Iker first came to her on a day out with friends, stopping in Durango to admire the Lariz Tower, taking the bus to Atxondo, then walking through the valley, past the nestling hamlet of San Miguel, to gaze up at Anboto Mountain.
“Legend has her there.” A friend gestured the expanse of cave-pitted rock. Mari — goddess, weather, wind.
Iker felt her presence in the breeze blowing salty mist over the grass, lingering in his clothes on the bus home, on his skin undressing for bed.
The next day he returned alone and scrambled up the brutal mountainside to her cave, somehow knowing where.

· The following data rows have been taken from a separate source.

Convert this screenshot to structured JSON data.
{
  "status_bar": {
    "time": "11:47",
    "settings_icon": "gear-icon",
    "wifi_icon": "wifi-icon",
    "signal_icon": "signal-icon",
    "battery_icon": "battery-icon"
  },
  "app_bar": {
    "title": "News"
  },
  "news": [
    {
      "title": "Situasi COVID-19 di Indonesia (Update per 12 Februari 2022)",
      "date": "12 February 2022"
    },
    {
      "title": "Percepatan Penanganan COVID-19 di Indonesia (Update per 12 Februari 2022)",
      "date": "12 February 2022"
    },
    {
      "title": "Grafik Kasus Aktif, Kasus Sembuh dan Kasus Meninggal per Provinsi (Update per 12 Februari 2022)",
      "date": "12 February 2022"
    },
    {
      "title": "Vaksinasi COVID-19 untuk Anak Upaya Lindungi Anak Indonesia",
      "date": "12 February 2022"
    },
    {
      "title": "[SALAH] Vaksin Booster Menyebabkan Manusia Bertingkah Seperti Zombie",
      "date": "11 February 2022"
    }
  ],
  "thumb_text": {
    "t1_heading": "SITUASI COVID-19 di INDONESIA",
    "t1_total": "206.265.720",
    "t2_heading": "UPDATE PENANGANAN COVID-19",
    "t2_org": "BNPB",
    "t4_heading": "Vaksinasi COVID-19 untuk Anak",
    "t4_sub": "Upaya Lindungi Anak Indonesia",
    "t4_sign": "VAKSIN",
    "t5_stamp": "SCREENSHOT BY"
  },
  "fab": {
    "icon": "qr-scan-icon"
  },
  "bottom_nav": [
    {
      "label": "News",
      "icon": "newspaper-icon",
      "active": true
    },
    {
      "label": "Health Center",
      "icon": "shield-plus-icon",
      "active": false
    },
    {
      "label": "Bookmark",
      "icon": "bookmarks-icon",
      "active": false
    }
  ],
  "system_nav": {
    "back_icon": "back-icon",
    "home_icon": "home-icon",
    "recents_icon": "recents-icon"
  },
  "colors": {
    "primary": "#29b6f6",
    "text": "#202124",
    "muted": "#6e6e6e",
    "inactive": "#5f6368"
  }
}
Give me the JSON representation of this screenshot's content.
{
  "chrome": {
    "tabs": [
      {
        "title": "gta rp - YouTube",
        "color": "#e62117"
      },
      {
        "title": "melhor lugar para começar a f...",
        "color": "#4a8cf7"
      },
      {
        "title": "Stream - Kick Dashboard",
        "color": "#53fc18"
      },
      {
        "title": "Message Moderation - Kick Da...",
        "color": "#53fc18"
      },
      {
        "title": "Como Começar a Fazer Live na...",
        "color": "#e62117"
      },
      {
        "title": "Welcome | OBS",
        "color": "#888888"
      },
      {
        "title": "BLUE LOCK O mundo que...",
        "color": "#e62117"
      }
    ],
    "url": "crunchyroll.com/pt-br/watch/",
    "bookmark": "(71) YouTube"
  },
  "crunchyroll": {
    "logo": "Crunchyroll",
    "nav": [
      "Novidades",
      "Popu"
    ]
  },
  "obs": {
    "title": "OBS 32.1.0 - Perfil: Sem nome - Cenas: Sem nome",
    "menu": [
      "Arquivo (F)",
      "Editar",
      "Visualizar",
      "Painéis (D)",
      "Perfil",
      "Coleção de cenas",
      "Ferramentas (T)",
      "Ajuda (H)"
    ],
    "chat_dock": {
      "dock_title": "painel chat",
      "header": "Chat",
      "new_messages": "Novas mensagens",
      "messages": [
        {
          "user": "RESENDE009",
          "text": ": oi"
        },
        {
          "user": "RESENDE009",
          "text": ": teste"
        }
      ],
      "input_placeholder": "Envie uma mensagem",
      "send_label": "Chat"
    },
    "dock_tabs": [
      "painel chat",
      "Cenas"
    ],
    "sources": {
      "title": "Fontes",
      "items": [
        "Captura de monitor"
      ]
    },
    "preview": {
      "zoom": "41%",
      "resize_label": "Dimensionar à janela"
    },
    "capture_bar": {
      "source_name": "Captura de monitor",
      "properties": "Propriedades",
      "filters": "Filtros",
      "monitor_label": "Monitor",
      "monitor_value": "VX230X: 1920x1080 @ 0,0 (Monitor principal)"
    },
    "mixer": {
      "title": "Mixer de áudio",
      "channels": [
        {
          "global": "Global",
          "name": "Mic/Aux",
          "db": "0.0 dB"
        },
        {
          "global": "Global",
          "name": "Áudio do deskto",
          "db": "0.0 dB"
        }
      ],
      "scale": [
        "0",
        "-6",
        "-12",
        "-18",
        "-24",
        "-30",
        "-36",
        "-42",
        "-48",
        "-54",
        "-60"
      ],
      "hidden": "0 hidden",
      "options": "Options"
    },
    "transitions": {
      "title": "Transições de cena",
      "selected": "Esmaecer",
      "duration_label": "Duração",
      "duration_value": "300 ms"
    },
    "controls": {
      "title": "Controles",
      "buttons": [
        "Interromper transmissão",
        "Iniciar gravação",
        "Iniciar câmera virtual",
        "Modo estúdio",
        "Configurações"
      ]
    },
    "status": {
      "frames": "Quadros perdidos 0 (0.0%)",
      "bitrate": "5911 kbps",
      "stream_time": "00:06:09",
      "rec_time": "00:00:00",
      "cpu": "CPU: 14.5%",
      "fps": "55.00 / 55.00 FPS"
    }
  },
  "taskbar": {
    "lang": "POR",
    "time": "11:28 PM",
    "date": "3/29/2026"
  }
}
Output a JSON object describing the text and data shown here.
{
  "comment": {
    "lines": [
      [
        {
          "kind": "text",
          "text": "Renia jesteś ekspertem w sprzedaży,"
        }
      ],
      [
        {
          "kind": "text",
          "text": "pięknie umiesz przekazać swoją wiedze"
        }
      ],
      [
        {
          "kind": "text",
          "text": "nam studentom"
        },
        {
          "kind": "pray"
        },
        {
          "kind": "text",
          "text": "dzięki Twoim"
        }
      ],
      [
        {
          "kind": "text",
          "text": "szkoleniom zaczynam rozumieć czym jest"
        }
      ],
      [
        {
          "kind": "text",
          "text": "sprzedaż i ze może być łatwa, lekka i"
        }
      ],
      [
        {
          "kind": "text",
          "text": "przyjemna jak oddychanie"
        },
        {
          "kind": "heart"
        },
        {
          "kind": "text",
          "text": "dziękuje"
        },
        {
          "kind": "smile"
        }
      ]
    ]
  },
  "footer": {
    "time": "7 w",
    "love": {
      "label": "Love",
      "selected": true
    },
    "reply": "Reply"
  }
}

Mari was accustomed to lovers. All adored her, then forgot adoration on returning to husbands and wives. But Iker came monthly, weekly, moved to Durango and climbed Anboto every day.
With this new love she blew softer. At first the people were glad: “What gentle weather!”
Then autumn’s leaves rotted on the trees and in spring the buds were sparser for it. Flowers grew thin on the uncomposted ground.
One day, as they lay in the half-sun at her cave’s entrance, he said, “I will live up here, survive on birds and rats.”
The breeze halted for an imperceptible second, began again with a little gasp.
That night all Biscay heard her mournful sighs — in chimneys, alleyways, the orange-tiled rooves of ancient farmhouses.
The sound made lovers clutch one another closer, crying for their own mortality and the separation death would one day bring.
Next morning, before Iker came, Mari took her deepest breath. For hours she inhaled salt, mist, mulch, till the air hung still in the valley and wise folk said, “A wind is waiting to blow.”
Before his body smashed against the Lariz Tower, the people of San Miguel, Atxando, Durango, say they heard the young man laughing for joy as he flew on the wind.